J'aimerais que, pour une fois, il n'y ait pas de polémique, et que le triste constat de la diminution drastique des moyens alloués aux fonds européens – voire de la disparition même de l'idée d'aide aux plus démunis – ne soit pas attribué au pouvoir en place. Efforçons-nous d'afficher un réel soutien aux négociateurs !

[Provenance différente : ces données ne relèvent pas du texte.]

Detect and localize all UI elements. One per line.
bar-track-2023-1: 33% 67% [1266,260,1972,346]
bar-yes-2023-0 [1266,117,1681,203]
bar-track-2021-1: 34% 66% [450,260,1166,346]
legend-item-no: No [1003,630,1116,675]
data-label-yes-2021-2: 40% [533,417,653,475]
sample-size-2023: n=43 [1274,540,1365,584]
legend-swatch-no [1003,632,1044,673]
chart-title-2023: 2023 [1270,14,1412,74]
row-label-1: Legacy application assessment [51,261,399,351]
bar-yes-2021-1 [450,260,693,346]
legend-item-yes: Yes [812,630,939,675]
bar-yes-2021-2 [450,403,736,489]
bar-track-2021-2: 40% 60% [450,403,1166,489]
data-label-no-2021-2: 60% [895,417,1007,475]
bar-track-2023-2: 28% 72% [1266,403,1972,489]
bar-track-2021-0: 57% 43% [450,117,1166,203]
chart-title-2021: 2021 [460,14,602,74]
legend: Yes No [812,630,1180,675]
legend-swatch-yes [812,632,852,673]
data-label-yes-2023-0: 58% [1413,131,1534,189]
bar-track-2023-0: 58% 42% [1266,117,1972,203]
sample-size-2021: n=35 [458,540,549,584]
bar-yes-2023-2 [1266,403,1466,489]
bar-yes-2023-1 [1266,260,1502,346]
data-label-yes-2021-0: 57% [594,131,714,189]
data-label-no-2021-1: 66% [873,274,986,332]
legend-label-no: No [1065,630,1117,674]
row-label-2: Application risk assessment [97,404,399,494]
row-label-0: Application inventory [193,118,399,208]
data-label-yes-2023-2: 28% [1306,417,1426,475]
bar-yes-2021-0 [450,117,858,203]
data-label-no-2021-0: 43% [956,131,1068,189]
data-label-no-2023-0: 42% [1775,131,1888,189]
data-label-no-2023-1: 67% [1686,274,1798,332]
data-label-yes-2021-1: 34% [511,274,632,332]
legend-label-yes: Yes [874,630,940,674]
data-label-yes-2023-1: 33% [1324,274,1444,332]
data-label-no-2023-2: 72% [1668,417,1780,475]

En effet, l'accord conclu il y a deux ans par nos prédécesseurs a validé – un peu trop vite – le principe de la disparition du programme européen d'aide aux plus démunis. Il a mis sérieusement en péril les négociations de février prochain. Certes, un sursis a été obtenu ; mais en échange, l'arrêt définitif du programme a été accepté. Le procès-verbal du Conseil en témoigne – je le cite : « c'est la raison pour laquelle les deux pays ne pourront pas accepter les propositions de nature juridique et financière que la Commission pourrait formuler à l'avenir concernant un tel programme. » Ce procès-verbal est aujourd'hui comme une épine dans le pied de nos négociateurs. Nous savons que certains États membres sauront l'utiliser contre notre soutien au nouveau dispositif proposé aujourd'hui. Ce dispositif, s'il est imparfait, a malgré tout le mérite d'exister.

Il y a donc bien urgence. La première urgence, essentielle, est de sauver l'idée même de l'aide alimentaire européenne. Urgence aussi de ne pas diminuer davantage l'enveloppe financière destinée à lutter contre la misère de nos concitoyens européens, laquelle enveloppe est déjà largement insuffisante dans sa forme actuelle pour répondre aux besoins. Saluons au passage le travail des réseaux d'aide alimentaire qui font des prodiges avec ce qu'ils ont.

Il y a urgence, ensuite, à ne pas dissoudre cette enveloppe dans le Fonds social européen, sans que la répartition proposée entre les différentes dépenses éligibles soit précisée, et sans que l'aide alimentaire – notamment d'urgence – soit clairement fléchée. Il y a urgence, enfin, à ne pas accepter les critères caricaturaux définis par le Conseil européen pour déterminer les bénéficiaires de l'aide alimentaire.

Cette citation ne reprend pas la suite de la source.